Let $Q$ be the point on $BC$ such that $\widehat{BAP}=\widehat{BPQ}$ and $\widehat{CDP}=\widehat{CPQ}$.
Since the quadrilaterals $PEAF,PFDG$ are cyclic,
$$\widehat{EFG}=\widehat{PFE}+\widehat{PFG}=\widehat{PAE}+\widehat{PDG}=\widehat{BPQ}+\widehat{CPQ}=\widehat{BPC},$$
hence we just need to prove that $\frac{EF}{FG}=\frac{PB}{PC}.$ Since:
$$\frac{EF}{FG}=\frac{PA\sin\widehat{EPF}}{PD\sin\widehat{FPG}}=\frac{PA\sin\widehat{BCD}}{PD\sin\widehat{ABC}}=\frac{PA\cdot BD}{PD\cdot AC}$$
we only need to prove that:
$$\frac{PA\cdot PC\cdot BD}{PD\cdot PB\cdot AC}=1.\tag{1}$$
This can be seen to be equivalent to the concurrency of the lines $AB,CD,PQ$.
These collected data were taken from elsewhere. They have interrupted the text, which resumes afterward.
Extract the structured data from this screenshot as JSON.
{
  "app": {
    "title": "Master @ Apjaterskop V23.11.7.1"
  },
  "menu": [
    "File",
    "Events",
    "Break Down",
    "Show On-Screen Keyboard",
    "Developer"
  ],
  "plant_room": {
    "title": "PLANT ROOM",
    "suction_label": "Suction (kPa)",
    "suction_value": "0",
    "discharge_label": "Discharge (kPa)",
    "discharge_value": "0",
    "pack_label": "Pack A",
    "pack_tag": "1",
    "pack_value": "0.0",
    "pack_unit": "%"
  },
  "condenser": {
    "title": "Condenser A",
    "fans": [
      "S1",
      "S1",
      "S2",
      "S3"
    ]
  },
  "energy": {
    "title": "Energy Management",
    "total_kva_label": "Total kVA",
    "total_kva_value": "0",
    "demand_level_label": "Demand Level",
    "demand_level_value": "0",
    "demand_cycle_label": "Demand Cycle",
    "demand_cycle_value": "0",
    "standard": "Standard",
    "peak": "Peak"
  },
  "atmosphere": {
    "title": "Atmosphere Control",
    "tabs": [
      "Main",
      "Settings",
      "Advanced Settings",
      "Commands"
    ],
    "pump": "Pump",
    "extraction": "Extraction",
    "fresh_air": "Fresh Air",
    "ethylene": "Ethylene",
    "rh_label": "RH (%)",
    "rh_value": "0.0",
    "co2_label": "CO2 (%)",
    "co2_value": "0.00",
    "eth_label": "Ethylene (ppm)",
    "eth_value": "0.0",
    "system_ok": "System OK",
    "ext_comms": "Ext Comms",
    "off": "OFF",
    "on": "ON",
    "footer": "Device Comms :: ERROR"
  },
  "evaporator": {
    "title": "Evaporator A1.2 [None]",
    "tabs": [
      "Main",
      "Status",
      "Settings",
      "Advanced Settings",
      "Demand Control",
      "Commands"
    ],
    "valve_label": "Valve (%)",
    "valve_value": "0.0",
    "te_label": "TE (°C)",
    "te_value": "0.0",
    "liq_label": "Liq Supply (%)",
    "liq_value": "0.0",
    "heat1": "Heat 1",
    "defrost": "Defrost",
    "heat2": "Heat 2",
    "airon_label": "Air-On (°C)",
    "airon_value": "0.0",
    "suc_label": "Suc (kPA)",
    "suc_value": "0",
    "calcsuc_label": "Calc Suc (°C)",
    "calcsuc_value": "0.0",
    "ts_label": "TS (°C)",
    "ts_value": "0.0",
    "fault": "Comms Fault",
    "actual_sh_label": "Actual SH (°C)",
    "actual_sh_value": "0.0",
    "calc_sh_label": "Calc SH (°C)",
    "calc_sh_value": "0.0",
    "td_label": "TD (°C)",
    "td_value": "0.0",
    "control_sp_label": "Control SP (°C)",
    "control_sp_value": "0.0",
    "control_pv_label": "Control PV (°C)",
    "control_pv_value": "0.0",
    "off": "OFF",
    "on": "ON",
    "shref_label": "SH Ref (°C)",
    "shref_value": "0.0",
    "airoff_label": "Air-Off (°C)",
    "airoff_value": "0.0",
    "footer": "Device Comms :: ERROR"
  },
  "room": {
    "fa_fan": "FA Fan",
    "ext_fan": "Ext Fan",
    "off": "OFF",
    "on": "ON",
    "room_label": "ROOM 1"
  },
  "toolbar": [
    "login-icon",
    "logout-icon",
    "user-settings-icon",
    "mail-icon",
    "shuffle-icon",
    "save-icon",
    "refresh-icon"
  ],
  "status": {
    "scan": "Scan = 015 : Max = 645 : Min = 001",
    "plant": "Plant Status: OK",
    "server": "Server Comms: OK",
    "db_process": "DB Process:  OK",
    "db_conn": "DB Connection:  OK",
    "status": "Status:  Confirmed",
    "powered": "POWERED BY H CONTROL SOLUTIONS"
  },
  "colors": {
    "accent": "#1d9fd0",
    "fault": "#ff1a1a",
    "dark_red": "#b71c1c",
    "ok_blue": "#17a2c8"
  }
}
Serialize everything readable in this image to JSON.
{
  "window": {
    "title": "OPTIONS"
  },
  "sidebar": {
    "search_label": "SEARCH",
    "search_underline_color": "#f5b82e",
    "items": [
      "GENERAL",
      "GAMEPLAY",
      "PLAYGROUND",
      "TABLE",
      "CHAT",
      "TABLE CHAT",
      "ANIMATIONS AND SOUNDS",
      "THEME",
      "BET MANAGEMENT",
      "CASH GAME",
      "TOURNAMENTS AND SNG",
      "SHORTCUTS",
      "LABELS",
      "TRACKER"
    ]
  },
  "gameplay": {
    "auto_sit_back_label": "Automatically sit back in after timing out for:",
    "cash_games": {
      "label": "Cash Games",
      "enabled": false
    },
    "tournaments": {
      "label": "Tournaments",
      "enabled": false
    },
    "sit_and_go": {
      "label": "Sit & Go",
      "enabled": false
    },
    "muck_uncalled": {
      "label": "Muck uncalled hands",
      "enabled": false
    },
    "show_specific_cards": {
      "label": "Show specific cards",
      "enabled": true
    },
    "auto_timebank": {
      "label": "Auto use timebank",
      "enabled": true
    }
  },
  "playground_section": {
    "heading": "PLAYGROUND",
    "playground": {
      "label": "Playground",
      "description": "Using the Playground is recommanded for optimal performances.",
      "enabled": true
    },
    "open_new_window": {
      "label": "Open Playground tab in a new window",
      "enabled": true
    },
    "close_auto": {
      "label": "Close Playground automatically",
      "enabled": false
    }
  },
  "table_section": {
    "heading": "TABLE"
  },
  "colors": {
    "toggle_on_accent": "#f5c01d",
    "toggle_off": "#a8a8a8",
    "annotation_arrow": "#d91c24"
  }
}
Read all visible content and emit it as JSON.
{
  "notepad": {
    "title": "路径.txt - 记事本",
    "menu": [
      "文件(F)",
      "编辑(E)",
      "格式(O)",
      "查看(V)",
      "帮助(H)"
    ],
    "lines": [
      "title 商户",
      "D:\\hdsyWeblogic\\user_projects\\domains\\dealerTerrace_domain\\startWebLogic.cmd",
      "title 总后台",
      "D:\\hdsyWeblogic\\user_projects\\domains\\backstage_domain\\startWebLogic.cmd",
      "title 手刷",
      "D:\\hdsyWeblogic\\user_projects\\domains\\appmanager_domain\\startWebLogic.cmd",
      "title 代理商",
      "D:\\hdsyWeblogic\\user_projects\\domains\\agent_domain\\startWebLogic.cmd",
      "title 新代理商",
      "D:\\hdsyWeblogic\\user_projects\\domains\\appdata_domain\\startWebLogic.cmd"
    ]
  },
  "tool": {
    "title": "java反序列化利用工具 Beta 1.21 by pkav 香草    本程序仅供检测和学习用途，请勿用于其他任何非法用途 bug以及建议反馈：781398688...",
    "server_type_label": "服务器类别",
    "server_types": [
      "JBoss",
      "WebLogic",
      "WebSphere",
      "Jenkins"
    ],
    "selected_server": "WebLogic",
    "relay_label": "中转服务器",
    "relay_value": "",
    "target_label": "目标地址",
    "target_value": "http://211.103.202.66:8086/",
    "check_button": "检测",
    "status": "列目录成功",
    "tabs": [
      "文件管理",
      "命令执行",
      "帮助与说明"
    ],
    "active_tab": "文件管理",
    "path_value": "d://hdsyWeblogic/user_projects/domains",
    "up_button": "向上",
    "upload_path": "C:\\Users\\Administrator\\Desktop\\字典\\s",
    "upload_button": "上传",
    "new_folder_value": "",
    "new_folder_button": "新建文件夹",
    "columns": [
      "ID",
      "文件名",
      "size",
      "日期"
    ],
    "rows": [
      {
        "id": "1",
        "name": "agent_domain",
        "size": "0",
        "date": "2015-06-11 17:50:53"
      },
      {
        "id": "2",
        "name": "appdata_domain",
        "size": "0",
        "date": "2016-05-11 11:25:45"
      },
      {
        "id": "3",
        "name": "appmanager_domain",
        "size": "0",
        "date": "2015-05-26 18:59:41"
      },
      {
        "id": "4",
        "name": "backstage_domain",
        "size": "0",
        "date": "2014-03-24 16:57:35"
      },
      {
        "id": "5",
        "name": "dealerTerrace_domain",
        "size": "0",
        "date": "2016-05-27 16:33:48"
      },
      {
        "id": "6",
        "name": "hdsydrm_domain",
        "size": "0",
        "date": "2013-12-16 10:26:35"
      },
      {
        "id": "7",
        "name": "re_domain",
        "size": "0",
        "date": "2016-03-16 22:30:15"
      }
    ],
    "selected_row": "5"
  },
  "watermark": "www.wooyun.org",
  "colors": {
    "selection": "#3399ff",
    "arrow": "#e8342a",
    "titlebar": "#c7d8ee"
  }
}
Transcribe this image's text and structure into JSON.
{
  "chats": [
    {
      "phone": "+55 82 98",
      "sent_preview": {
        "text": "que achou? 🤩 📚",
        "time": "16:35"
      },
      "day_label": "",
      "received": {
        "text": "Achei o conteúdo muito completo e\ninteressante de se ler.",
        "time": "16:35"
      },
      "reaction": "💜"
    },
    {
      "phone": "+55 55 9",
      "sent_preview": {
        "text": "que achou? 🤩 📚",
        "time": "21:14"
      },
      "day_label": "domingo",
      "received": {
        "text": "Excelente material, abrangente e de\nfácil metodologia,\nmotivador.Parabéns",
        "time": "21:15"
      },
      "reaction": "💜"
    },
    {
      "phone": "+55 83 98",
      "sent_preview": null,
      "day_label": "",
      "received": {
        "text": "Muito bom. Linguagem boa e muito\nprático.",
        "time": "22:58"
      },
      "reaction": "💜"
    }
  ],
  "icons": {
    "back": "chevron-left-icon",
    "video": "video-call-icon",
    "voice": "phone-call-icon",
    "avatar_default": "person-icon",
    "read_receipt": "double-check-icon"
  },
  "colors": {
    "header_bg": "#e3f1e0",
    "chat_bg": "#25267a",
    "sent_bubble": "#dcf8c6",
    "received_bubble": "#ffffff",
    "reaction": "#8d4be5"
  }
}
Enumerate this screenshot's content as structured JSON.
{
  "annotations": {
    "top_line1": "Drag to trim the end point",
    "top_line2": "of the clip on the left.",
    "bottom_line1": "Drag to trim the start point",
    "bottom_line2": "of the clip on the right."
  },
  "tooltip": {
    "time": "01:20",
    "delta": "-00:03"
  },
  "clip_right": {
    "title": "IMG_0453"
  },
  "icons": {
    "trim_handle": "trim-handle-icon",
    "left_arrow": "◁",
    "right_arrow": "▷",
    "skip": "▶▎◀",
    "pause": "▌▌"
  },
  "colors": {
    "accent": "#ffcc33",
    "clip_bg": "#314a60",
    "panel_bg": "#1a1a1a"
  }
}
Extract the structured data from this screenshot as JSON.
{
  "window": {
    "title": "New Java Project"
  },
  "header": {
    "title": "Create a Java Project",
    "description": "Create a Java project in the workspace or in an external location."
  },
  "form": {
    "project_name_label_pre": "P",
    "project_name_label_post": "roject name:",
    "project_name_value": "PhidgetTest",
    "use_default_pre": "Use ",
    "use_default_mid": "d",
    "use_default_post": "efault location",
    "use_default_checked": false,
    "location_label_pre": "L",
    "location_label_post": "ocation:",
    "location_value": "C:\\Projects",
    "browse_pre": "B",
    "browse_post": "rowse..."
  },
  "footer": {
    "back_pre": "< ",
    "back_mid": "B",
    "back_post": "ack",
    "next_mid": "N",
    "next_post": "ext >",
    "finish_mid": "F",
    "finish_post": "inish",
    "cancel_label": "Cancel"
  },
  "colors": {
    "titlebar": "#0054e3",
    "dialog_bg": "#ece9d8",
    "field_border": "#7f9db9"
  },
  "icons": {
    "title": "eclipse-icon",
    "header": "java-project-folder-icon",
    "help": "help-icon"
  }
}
By applying the sine theorem to the triangles $ABP$ and $CDP$ and exploiting the facts that $$AC=2R\sin\widehat{ADC}=2R\sin\widehat{ABC},\quad BD=2R\sin\widehat{BAD}=2R\sin\widehat{BCD},$$ where $R$ is the circumradius of $ABCD$, we have:
$$\frac{PA\cdot PC\cdot BD}{PD\cdot PB\cdot AC}=\frac{\sin\widehat{ABP}\cdot\sin\widehat{QPC}\cdot\sin\widehat{BCD}}{\sin\widehat{PCD}\cdot\sin\widehat{BPQ}\cdot\sin\widehat{ABC}},\tag{2}$$
the Trig-Ceva condition for the concurrency of $AB,CD,PQ$ with respect to the triangle $PAB$. But this concurrency is trivial since the line through $P$ and $Q$ is the radical axis of the circumcircles of $ABP$ and $CDP$ - they are tangent in $P$ since $\widehat{BAP}=\widehat{BPQ}$ and $\widehat{CDP}=\widehat{CPQ}$.